J Pediatr Gastroenterol Nutr. 1996 Aug;23(2):118-24. doi: 10.1097/00005176-199608000-00004.

Abstract

The facilitating effect of glucose on free fructose absorption has been suggested to be due to a sucrase-related transport mechanism. In contrast, the conditions influencing the absorption of sorbitol have hardly been investigated. As amino acids promote transcellular water flow, we investigated their effects on the absorption of fructose and sorbitol. We studied 15 healthy children using breath hydrogen tests following the ingestion of fructose and sorbitol, alone and in combination with glucose or amino acids. Similarly, the effect of acarbose pretreatment on sucrose and fructose-glucose absorption was investigated.
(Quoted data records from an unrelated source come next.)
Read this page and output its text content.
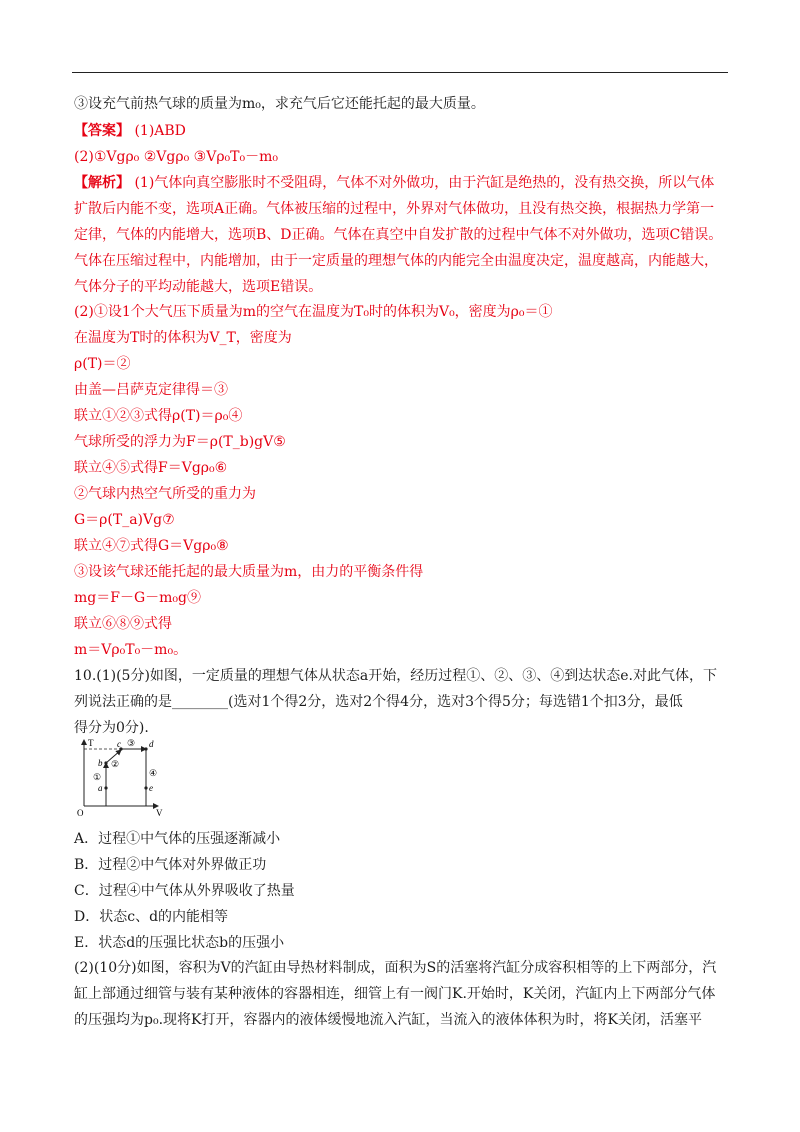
③设充气前热气球的质量为m₀，求充气后它还能托起的最大质量。
【答案】 (1)ABD
(2)①Vgρ₀ ②Vgρ₀ ③Vρ₀T₀－m₀
【解析】 (1)气体向真空膨胀时不受阻碍，气体不对外做功，由于汽缸是绝热的，没有热交换，所以气体
扩散后内能不变，选项A正确。气体被压缩的过程中，外界对气体做功，且没有热交换，根据热力学第一
定律，气体的内能增大，选项B、D正确。气体在真空中自发扩散的过程中气体不对外做功，选项C错误。
气体在压缩过程中，内能增加，由于一定质量的理想气体的内能完全由温度决定，温度越高，内能越大，
气体分子的平均动能越大，选项E错误。
(2)①设1个大气压下质量为m的空气在温度为T₀时的体积为V₀，密度为ρ₀＝①
在温度为T时的体积为V_T，密度为
ρ(T)＝②
由盖—吕萨克定律得＝③
联立①②③式得ρ(T)＝ρ₀④
气球所受的浮力为F＝ρ(T_b)gV⑤
联立④⑤式得F＝Vgρ₀⑥
②气球内热空气所受的重力为
G＝ρ(T_a)Vg⑦
联立④⑦式得G＝Vgρ₀⑧
③设该气球还能托起的最大质量为m，由力的平衡条件得
mg＝F－G－m₀g⑨
联立⑥⑧⑨式得
m＝Vρ₀T₀－m₀。
10.(1)(5分)如图，一定质量的理想气体从状态a开始，经历过程①、②、③、④到达状态e.对此气体，下
列说法正确的是________(选对1个得2分，选对2个得4分，选对3个得5分；每选错1个扣3分，最低
得分为0分).
T
V
O
a
b
c	d
e
①
②
③
④
A．过程①中气体的压强逐渐减小
B．过程②中气体对外界做正功
C．过程④中气体从外界吸收了热量
D．状态c、d的内能相等
E．状态d的压强比状态b的压强小
(2)(10分)如图，容积为V的汽缸由导热材料制成，面积为S的活塞将汽缸分成容积相等的上下两部分，汽
缸上部通过细管与装有某种液体的容器相连，细管上有一阀门K.开始时，K关闭，汽缸内上下两部分气体
的压强均为p₀.现将K打开，容器内的液体缓慢地流入汽缸，当流入的液体体积为时，将K关闭，活塞平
The inhibition of sucrase isomaltase by acarbose impedes the absorption of sucrose but not of the fructose-glucose mixture. Fructose absorption is enhanced by glucose and by the amino acids L-alanine, L-glutamine, L-phenylalanine, and L-proline. Similarly, the absorption of sorbitol is facilitated by glucose and L-alanine. These results are not in concordance with a sucrase-related fructose-transport system and suggest another mechanism for glucose-induced enhancement of fructose (and sorbitol) absorption. We hypothesize that the absorption of fructose and sorbitol may be stimulated by the increased water flux induced by active absorption of glucose as well as amino acids.

摘要

葡萄糖对游离果糖吸收的促进作用被认为是由于一种与蔗糖酶相关的转运机制。相比之下,影响山梨醇吸收的条件几乎未被研究。由于氨基酸可促进跨细胞水流,我们研究了它们对果糖和山梨醇吸收的影响。我们对15名健康儿童进行了研究,在他们摄入果糖和山梨醇单独以及与葡萄糖或氨基酸联合的情况下,采用呼气氢试验。同样,研究了阿卡波糖预处理对蔗糖和果糖 - 葡萄糖吸收的影响。阿卡波糖对蔗糖酶异麦芽糖酶的抑制作用会阻碍蔗糖的吸收,但不会影响果糖 - 葡萄糖混合物的吸收。果糖的吸收会因葡萄糖以及L - 丙氨酸、L - 谷氨酰胺、L - 苯丙氨酸和L - 脯氨酸等氨基酸而增强。同样,葡萄糖和L - 丙氨酸可促进山梨醇的吸收。这些结果与一种与蔗糖酶相关的果糖转运系统不一致,并提示了葡萄糖诱导的果糖(和山梨醇)吸收增强的另一种机制。我们推测,果糖和山梨醇的吸收可能受到葡萄糖以及氨基酸主动吸收所诱导的水通量增加的刺激。